Updated, Thursday 4:30 p.m.: The flooding threat is over for the Potomac River near Little Falls. National Weather Service estimates show the peak flood stage of 10.33 feet on Wednesday to have passed.
At 4:30 p.m. Thursday the river measured at 7.1 feet.
Updated, Tuesday 11 p.m.: Minor flooding is still expected of the Potomac River near Little Falls, though National Weather Service estimates have decreased the peak estimated flood stage to 11.4 feet on Thursday, down from Monday’s estimate of 15.3 feet.
At 11 p.m. Tuesday the river measured at 8.93 feet.
National Weather Service estimates continue to show flooding in areas south of Little Falls.
Updated, Tuesday 10 a.m.: Moderate flooding is still expected of the Potomac River near Little Falls, though National Weather Service estimates have decreased the peak estimated flood stage to 12.2 feet on Thursday, down from Monday’s estimate of 15. 3 feet.
At 9 a.m. Tuesday the river measured at 7.8 feet.
Original Story, Monday: The Potomac River is expected to flood by late Tuesday evening, contributing to what may be the worst deluge this region has seen in 40 years.
The National Weather Service (NWS) has issued a flood warning in effect Tuesday for the Potomac River near Little Falls and Point of Rocks. The flooding will affect Montgomery County, as well as Frederick and Loudoun counties in Virginia.
"Residents and businesses along the Potomac River from Hancock downstream to and including Washington DC should prepare for a flood not seen since the floods of 1996," an NWS release stated.
The river is expected to rise above the flood stage of 10 feet Tuesday evening, and continue to rise above 15 feet by Thursday morning, according to the NWS report.
At Little Falls, NWS considers a river stage above 14 feet as "major" flooding, according to its website.

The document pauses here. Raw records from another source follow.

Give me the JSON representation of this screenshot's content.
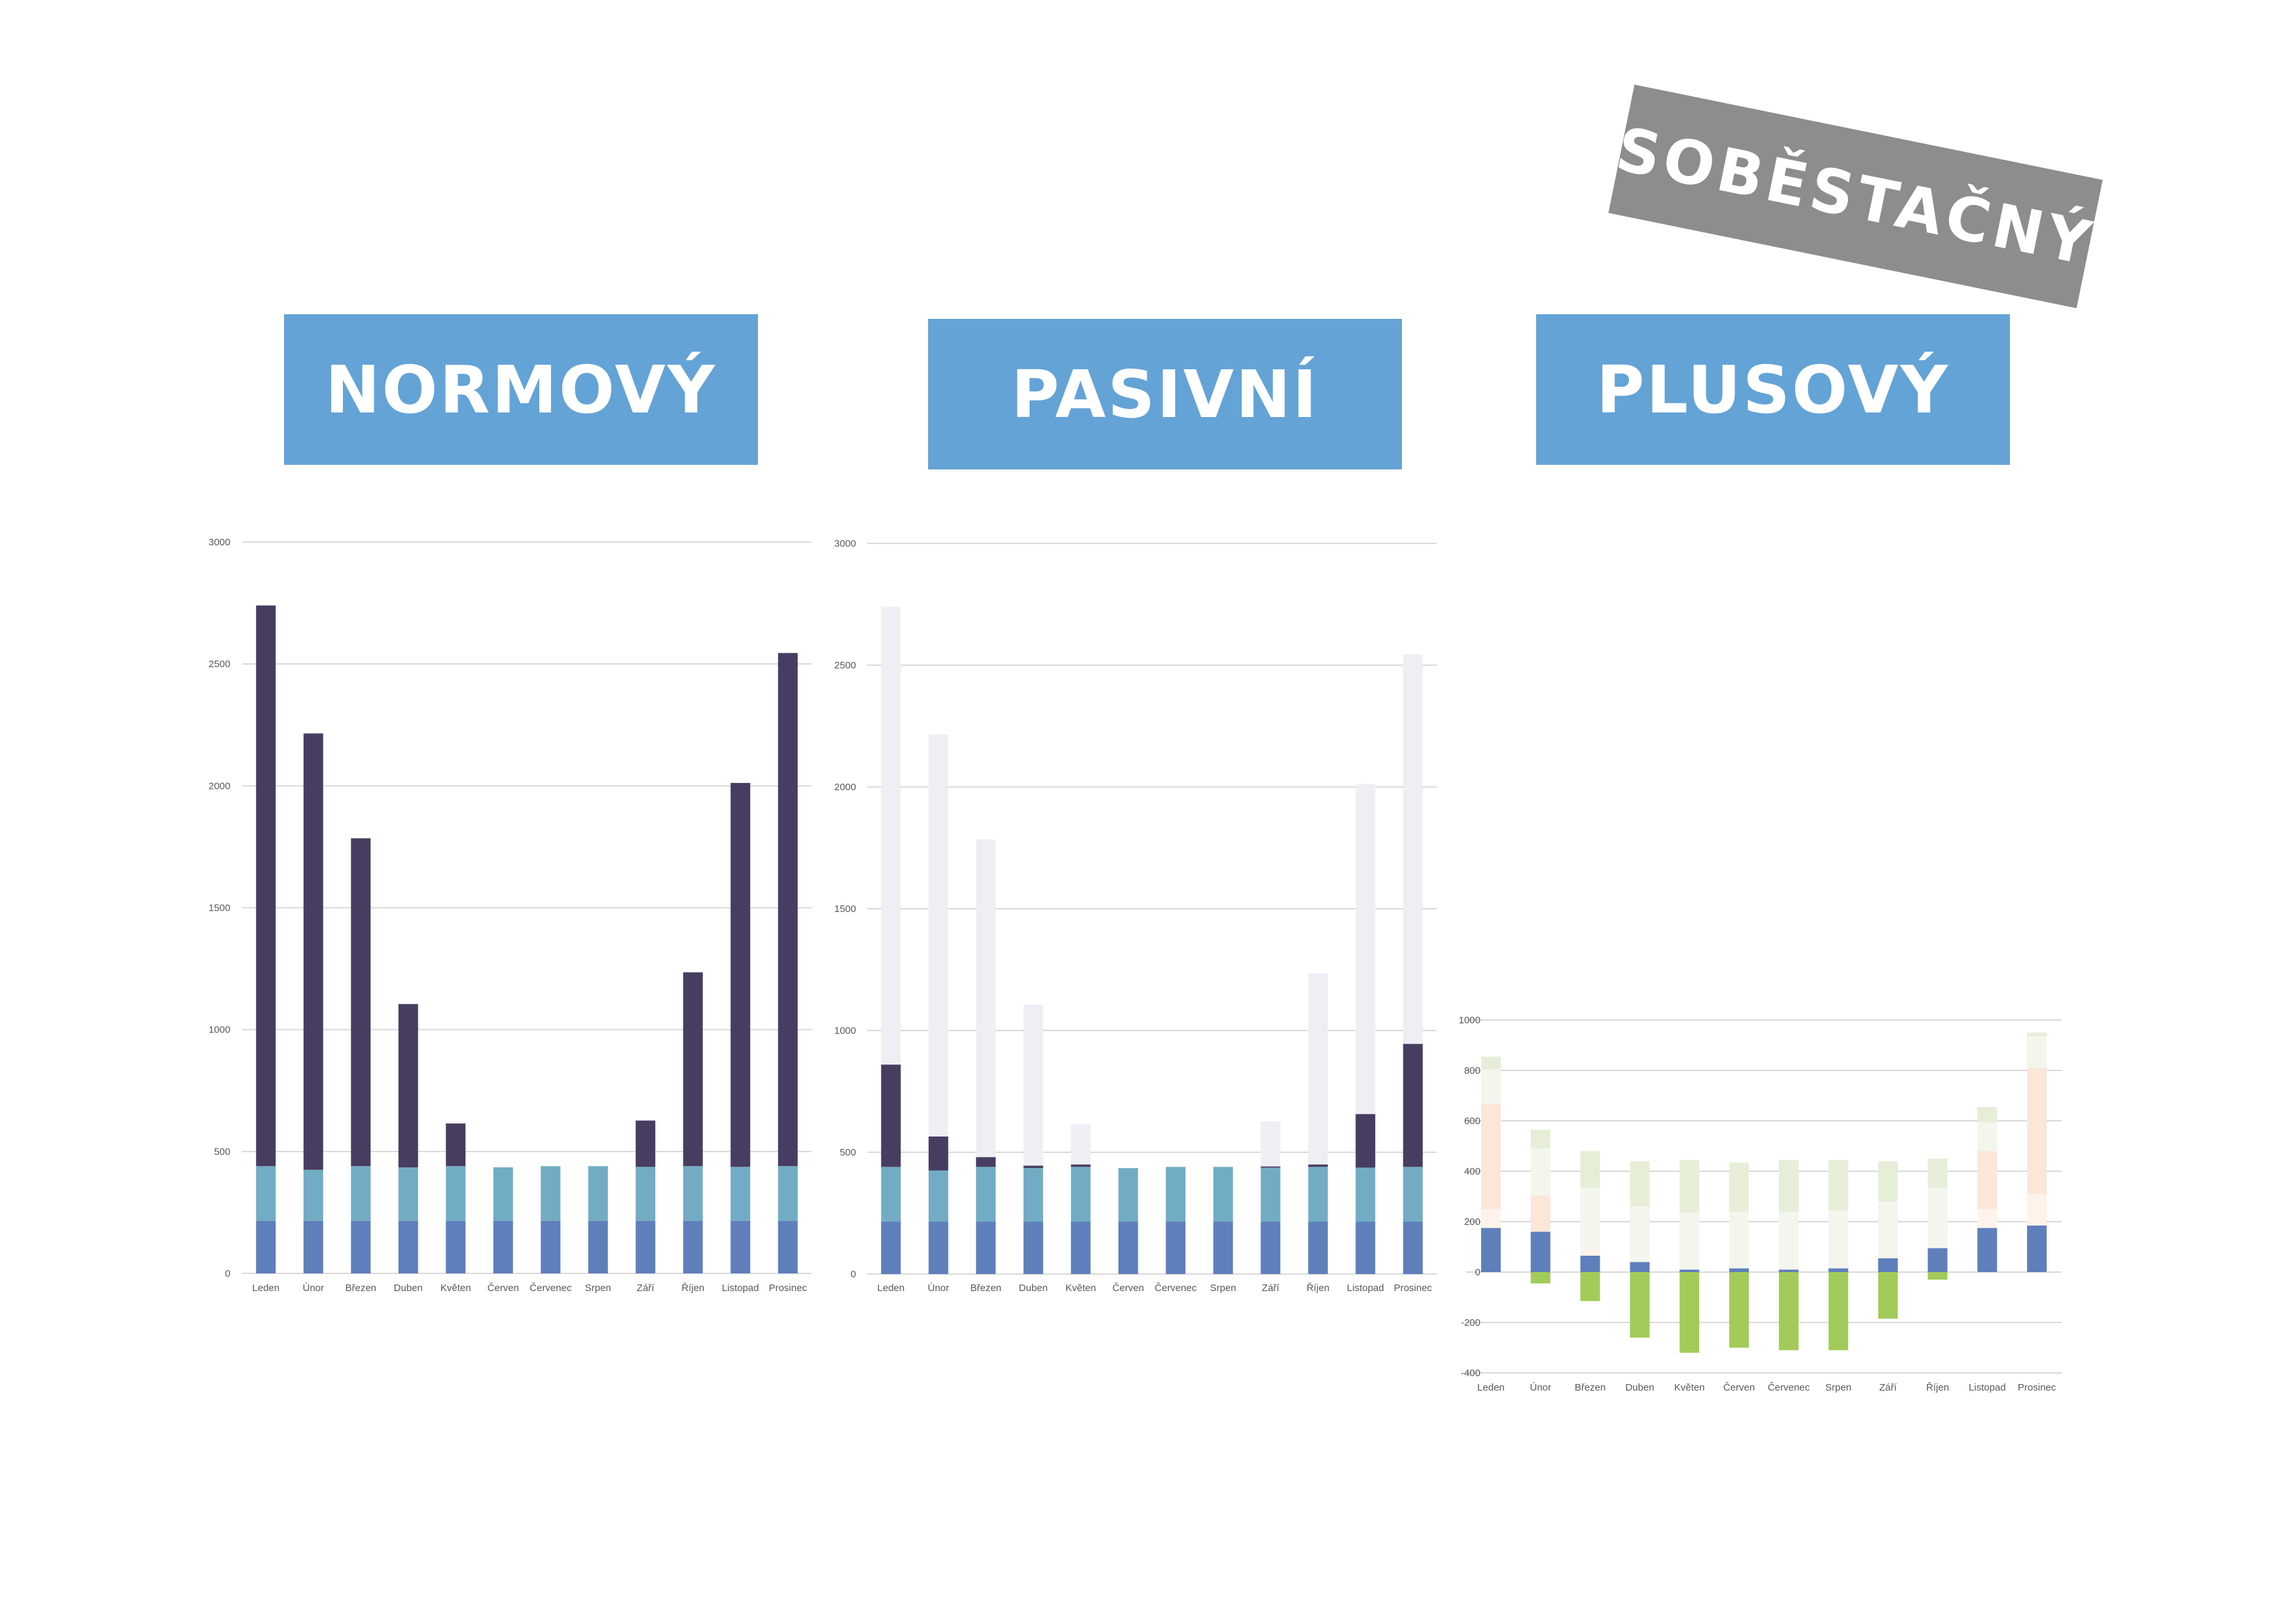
{
  "banners": {
    "normovy": "NORMOVÝ",
    "pasivni": "PASIVNÍ",
    "plusovy": "PLUSOVÝ",
    "sobestacny": "SOBĚSTAČNÝ"
  },
  "colors": {
    "base_blue": "#5f7fbc",
    "light_blue": "#72acc4",
    "dark_purple": "#473d61",
    "pale_lavender": "#efeef5",
    "green": "#a2cb59",
    "pale_green": "#e7eed8",
    "very_pale_green": "#f3f6ec",
    "pale_peach": "#fbe6d8",
    "very_pale_peach": "#fdf3ea",
    "grid": "#d9d9d9"
  },
  "chart_data": [
    {
      "type": "bar",
      "stacked": true,
      "title": "",
      "categories": [
        "Leden",
        "Únor",
        "Březen",
        "Duben",
        "Květen",
        "Červen",
        "Červenec",
        "Srpen",
        "Září",
        "Říjen",
        "Listopad",
        "Prosinec"
      ],
      "ylim": [
        0,
        3000
      ],
      "yticks": [
        0,
        500,
        1000,
        1500,
        2000,
        2500,
        3000
      ],
      "grid": true,
      "series": [
        {
          "color": "#5f7fbc",
          "values": [
            215,
            215,
            215,
            215,
            215,
            215,
            215,
            215,
            215,
            215,
            215,
            215
          ]
        },
        {
          "color": "#72acc4",
          "values": [
            225,
            210,
            225,
            220,
            225,
            220,
            225,
            225,
            222,
            225,
            222,
            225
          ]
        },
        {
          "color": "#473d61",
          "values": [
            2300,
            1790,
            1345,
            670,
            175,
            0,
            0,
            0,
            190,
            795,
            1575,
            2105
          ]
        }
      ]
    },
    {
      "type": "bar",
      "stacked": true,
      "title": "",
      "categories": [
        "Leden",
        "Únor",
        "Březen",
        "Duben",
        "Květen",
        "Červen",
        "Červenec",
        "Srpen",
        "Září",
        "Říjen",
        "Listopad",
        "Prosinec"
      ],
      "ylim": [
        0,
        3000
      ],
      "yticks": [
        0,
        500,
        1000,
        1500,
        2000,
        2500,
        3000
      ],
      "grid": true,
      "series": [
        {
          "color": "#5f7fbc",
          "values": [
            215,
            215,
            215,
            215,
            215,
            215,
            215,
            215,
            215,
            215,
            215,
            215
          ]
        },
        {
          "color": "#72acc4",
          "values": [
            225,
            210,
            225,
            220,
            225,
            220,
            225,
            225,
            222,
            225,
            222,
            225
          ]
        },
        {
          "color": "#473d61",
          "values": [
            420,
            140,
            40,
            10,
            10,
            0,
            0,
            0,
            5,
            10,
            220,
            505
          ]
        },
        {
          "color": "#efeef5",
          "values": [
            1880,
            1650,
            1305,
            660,
            165,
            0,
            0,
            0,
            185,
            785,
            1355,
            1600
          ]
        }
      ]
    },
    {
      "type": "bar",
      "stacked": true,
      "title": "",
      "categories": [
        "Leden",
        "Únor",
        "Březen",
        "Duben",
        "Květen",
        "Červen",
        "Červenec",
        "Srpen",
        "Září",
        "Říjen",
        "Listopad",
        "Prosinec"
      ],
      "ylim": [
        -400,
        1000
      ],
      "yticks": [
        -400,
        -200,
        0,
        200,
        400,
        600,
        800,
        1000
      ],
      "grid": true,
      "series": [
        {
          "color": "#5f7fbc",
          "values": [
            175,
            160,
            65,
            40,
            10,
            15,
            10,
            15,
            55,
            95,
            175,
            185
          ]
        },
        {
          "color": "#fdf3ea",
          "values": [
            75,
            0,
            25,
            0,
            0,
            0,
            0,
            0,
            0,
            0,
            75,
            125
          ]
        },
        {
          "color": "#fbe6d8",
          "values": [
            415,
            145,
            0,
            0,
            0,
            0,
            0,
            0,
            0,
            0,
            230,
            500
          ]
        },
        {
          "color": "#f3f6ec",
          "values": [
            140,
            185,
            245,
            220,
            225,
            225,
            230,
            230,
            225,
            240,
            115,
            125
          ]
        },
        {
          "color": "#e7eed8",
          "values": [
            50,
            75,
            145,
            180,
            210,
            195,
            205,
            200,
            160,
            115,
            60,
            15
          ]
        },
        {
          "color": "#a2cb59",
          "values": [
            0,
            -45,
            -115,
            -260,
            -320,
            -300,
            -310,
            -310,
            -185,
            -30,
            0,
            0
          ]
        }
      ]
    }
  ]
}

In the C&O Canal National Historical Park, National Park Service officials have standard flood protection procedures underway, and were working to lower water levels in the canal and to secure the park's canal boat replica.
However, NPS teams were pulled from the park Monday due to high winds, said Park Service spokesman John Noel.
Crews will return when it’s safe to continue flood preparations, Noel said.
The park was closed to visitors Monday, and officials hadn't yet made a determination as to whether it would be open Tuesday.
“All floods have the potential to be damaging,” Noel said. “We have standard procedures we’re implementing so we can withstand any level of flood that may come.”
The flooding may pose a threat to historic lockhouses along the canal, some of which have been renovated by park advocacy group C&O Canal Trust as part of the group’s Canal Quarters program.
The renovated lockhouses at lower elevations – about half of the renovated structures, including Lockhouses 6, 22, 26, and 28 – are “under some amount of threat,” said Trust program manager Becky Curtis.
The Trust began work before the storm to protect the buildings and remove furniture from lower levels, but high winds Monday temporarily halted the preparation work.
Volunteers will return after winds die down to sandbag the houses, Curtis said.
“We’re hoping there’s a window between the storm surge now and the river crest,” Curtis said.
If the Potomac flood stage reaches 15 feet, most of the C&O Canal towpath below Edwards Ferry will be covered, access to Violette’s Lock in Potomac will be flooded and water will flow down the side walk near the Georgetown Visitors Center, according to the NWS report.
At 5 p.m. Monday, the river measured at 3.7 feet.
Smaller waterways around the county, including Seneca Creek have already flooded and are contributing to the larger flood of the river, according to the NWS.